Apostar na tradução automática do português
O investigador da FCUL, que tem trabalhado na preparação do português para a era digital, está a coordenar o projeto científico europeu QTLeap de tradução automática e de desenvolvimento das tecnologias da linguagem (software), que envolve sete universidades (da Alemanha, Portugal, República Checa, Bulgária, Espanha e Holanda), uma empresa portuguesa (Higher Functions) e um orçamento de três milhões de euros.
O projeto constata que existe um paradoxo: na era digital e do mundo globalizado, a linguagem é uma das maiores barreiras comunicacionais com que nos deparamos. Por isso, o QTLeap procura soluções tecnológicas para ultrapassar esta barreira, mas sem diminuir ou destruir a diversidade linguística. “Hoje em dia a tecnologia de tradução automática baseia-se em texto corrido, mas este projeto europeu quer associar aos textos em português e em inglês, por exemplo, a sua análise sintática e semântica”. Deste modo, “já não são apenas as palavras, mas também as estruturas gramaticais associadas às frases”, que são objeto da investigação nesta área.
Com uma grande vantagem: “Esta nova metodologia permite maior abstração, um afastamento dos detalhes particulares de cada língua, em benefício de uma representação semântica mais universal de todas as línguas, resultando numa tradução automática de maior qualidade”.
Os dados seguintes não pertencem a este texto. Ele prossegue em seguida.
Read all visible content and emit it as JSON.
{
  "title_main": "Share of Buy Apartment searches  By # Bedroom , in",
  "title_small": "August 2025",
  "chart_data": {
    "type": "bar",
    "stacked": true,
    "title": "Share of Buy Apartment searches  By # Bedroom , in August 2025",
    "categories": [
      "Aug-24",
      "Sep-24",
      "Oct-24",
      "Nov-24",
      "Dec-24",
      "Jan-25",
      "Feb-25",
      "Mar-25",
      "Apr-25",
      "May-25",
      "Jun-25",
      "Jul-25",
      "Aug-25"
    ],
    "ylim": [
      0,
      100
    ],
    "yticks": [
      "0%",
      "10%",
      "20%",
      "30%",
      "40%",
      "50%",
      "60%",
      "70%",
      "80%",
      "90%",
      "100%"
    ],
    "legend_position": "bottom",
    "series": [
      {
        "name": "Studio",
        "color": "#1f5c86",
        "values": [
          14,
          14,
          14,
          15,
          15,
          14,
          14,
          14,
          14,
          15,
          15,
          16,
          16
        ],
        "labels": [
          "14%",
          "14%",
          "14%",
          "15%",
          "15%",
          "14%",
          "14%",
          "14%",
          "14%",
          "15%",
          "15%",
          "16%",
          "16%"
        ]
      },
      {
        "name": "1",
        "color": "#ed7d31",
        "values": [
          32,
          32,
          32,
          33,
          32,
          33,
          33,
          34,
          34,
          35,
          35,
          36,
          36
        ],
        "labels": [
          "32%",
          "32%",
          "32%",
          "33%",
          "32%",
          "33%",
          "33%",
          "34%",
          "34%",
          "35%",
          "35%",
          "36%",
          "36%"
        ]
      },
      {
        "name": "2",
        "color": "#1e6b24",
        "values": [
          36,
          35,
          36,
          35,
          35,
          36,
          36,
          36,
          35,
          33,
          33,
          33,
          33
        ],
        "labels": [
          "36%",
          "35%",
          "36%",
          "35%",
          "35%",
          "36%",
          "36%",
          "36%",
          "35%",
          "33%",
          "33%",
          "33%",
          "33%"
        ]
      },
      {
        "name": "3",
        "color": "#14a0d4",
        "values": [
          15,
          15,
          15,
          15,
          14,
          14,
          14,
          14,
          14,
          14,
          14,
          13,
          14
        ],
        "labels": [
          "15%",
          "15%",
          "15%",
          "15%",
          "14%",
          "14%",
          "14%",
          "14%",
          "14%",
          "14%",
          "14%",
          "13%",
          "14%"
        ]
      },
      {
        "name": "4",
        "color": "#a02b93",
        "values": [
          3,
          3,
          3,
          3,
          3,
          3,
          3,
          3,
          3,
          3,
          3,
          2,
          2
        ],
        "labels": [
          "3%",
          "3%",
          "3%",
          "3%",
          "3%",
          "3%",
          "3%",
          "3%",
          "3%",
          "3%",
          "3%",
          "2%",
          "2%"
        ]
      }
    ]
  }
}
O coordenador do QTLeap integrou a equipa de investigadores que lançou em 2012 o livro branco “A Língua Portuguesa na Era Digital”. O relatório constatava o baixo nível de preparação do português para a era digital em termos de tecnologia da linguagem nas áreas da tradução automática, análise de texto e recursos linguísticos e orais. O nível de preparação era considerado médio apenas no processamento da fala. O livro propunha ainda as ações necessárias para reforçar o desenvolvimento tecnológico destas áreas e consolidar o português “como língua de comunicação internacional com projeção global”.
* Virgílio Azevedo. Jornalista português, repórter principal do semanário Expresso.